Desconseguiram Angola
Um romance ficcional, soberbo, que poderia bem ser, um retrato fiel, da riqueza que prolifera num país "desconseguido", onde o passado se mistura com a antiguidade e o futuro com as guerras divinas dos deuses. Mujimbos e kambas, Kota Venâncio, Silvino, Zebidal, Zefa e Zico, protagonistas destes retratos, quer de guerra, quer da cultura que foi se "conseguindo" muito graças aos dons artísticos, dialéticos e expressivos de um povo mutante, flexível e plenamente aberto à reconstrução de si mesmo. E chegar a nós nesta obra, graças ao dom do próprio autor.
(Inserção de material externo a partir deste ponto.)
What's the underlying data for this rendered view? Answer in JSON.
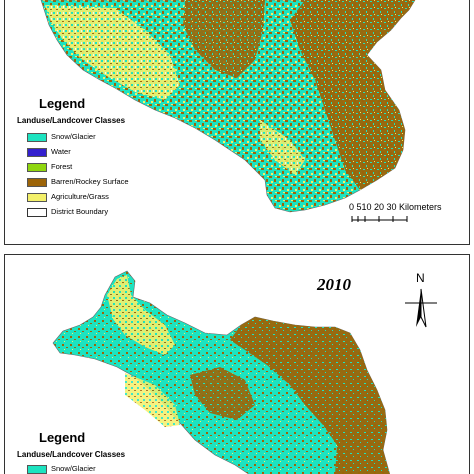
{
  "colors": {
    "snow_glacier": "#1de3c0",
    "water": "#3320ce",
    "forest": "#8fd60f",
    "barren": "#9c6408",
    "agriculture": "#f3f06a",
    "boundary": "#ffffff"
  },
  "top_map": {
    "legend": {
      "title": "Legend",
      "subtitle": "Landuse/Landcover Classes",
      "items": [
        {
          "label": "Snow/Glacier",
          "color_key": "snow_glacier"
        },
        {
          "label": "Water",
          "color_key": "water"
        },
        {
          "label": "Forest",
          "color_key": "forest"
        },
        {
          "label": "Barren/Rockey Surface",
          "color_key": "barren"
        },
        {
          "label": "Agriculture/Grass",
          "color_key": "agriculture"
        },
        {
          "label": "District Boundary",
          "color_key": "boundary"
        }
      ]
    },
    "scale_bar": {
      "ticks": "0 510  20  30 Kilometers"
    }
  },
  "bottom_map": {
    "year": "2010",
    "north_arrow": "N",
    "legend": {
      "title": "Legend",
      "subtitle": "Landuse/Landcover Classes",
      "items": [
        {
          "label": "Snow/Glacier",
          "color_key": "snow_glacier"
        }
      ]
    }
  }
}
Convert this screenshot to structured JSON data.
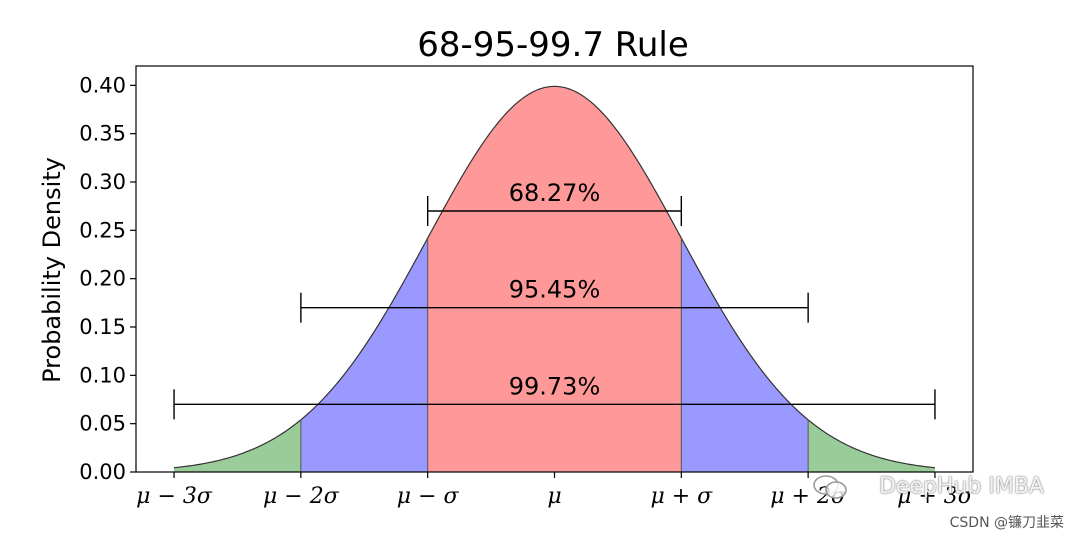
{
  "chart_data": {
    "type": "area",
    "title": "68-95-99.7 Rule",
    "xlabel": "",
    "ylabel": "Probability Density",
    "xlim": [
      -3.3,
      3.3
    ],
    "ylim": [
      0,
      0.42
    ],
    "yticks": [
      "0.00",
      "0.05",
      "0.10",
      "0.15",
      "0.20",
      "0.25",
      "0.30",
      "0.35",
      "0.40"
    ],
    "xticks": [
      {
        "value": -3,
        "label": "μ − 3σ"
      },
      {
        "value": -2,
        "label": "μ − 2σ"
      },
      {
        "value": -1,
        "label": "μ − σ"
      },
      {
        "value": 0,
        "label": "μ"
      },
      {
        "value": 1,
        "label": "μ + σ"
      },
      {
        "value": 2,
        "label": "μ + 2σ"
      },
      {
        "value": 3,
        "label": "μ + 3σ"
      }
    ],
    "curve": "standard normal density",
    "regions": [
      {
        "from": -1,
        "to": 1,
        "color": "#ff9999"
      },
      {
        "from": -2,
        "to": -1,
        "color": "#9999ff"
      },
      {
        "from": 1,
        "to": 2,
        "color": "#9999ff"
      },
      {
        "from": -3,
        "to": -2,
        "color": "#99cc99"
      },
      {
        "from": 2,
        "to": 3,
        "color": "#99cc99"
      }
    ],
    "intervals": [
      {
        "from": -1,
        "to": 1,
        "y": 0.27,
        "label": "68.27%"
      },
      {
        "from": -2,
        "to": 2,
        "y": 0.17,
        "label": "95.45%"
      },
      {
        "from": -3,
        "to": 3,
        "y": 0.07,
        "label": "99.73%"
      }
    ],
    "grid": false
  },
  "watermark": {
    "main": "DeepHub IMBA",
    "sub": "CSDN @镰刀韭菜"
  }
}
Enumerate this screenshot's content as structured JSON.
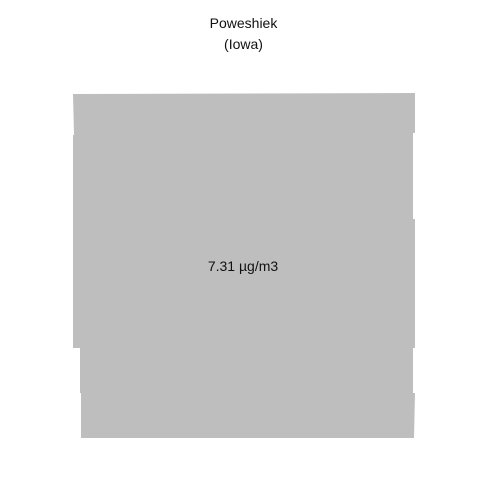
{
  "title": {
    "name": "Poweshiek",
    "state": "(Iowa)"
  },
  "county": {
    "name": "Poweshiek",
    "value_label": "7.31 µg/m3",
    "value": 7.31,
    "unit": "µg/m3",
    "fill_color": "#bebebe"
  }
}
Não esperava encontrar esta apresentação no youtube, fiquei agradavelmente surpreendida.
Também não esperava ver o humor misturar-se ao surrealismo e à vertigem real da Angola do antes e do depois dos retratos de guerra, que, também eu, conheci por dentro, no pós-colonialismo. Um grande bem-haja ao autor, António Costa Silva, que, mais do que escrever e dissertar sobre as idiossincrasias de um país assoberbado por outros, esculpiu e lapidou (quase) toda a beleza que cruza o povo e as suas condicionantes. Quando digo quase é porque sobrevoou, somente, a bela gastronomia do país onde não se pode esquecer a música, a poesia, o funje, o mofete, mas menos ainda o feijão de óleo de palma.
Hoje terminei a leitura, junto da Santa Francesinha, em plena praça dos Poveiros, a chamada praça das esplanadas da alimentação no Porto e fui, novamente, surpreendida e servida por um angolano culto e curioso, atento e mui educado (professor de inglês em Angola) que me perguntou onde poderia adquirir este livro para ler. Na verdade, podem adquiri-lo em qualquer ponto de venda onde o bom gosto ande a par com as novidades de leitura, eu encontrei-o em Leça, mas este exemplar é para ser emprestado a este cavalheiro que merece matar saudades neste livro, num mergulho profundo e hedonista nesta Angola que me cuia bué.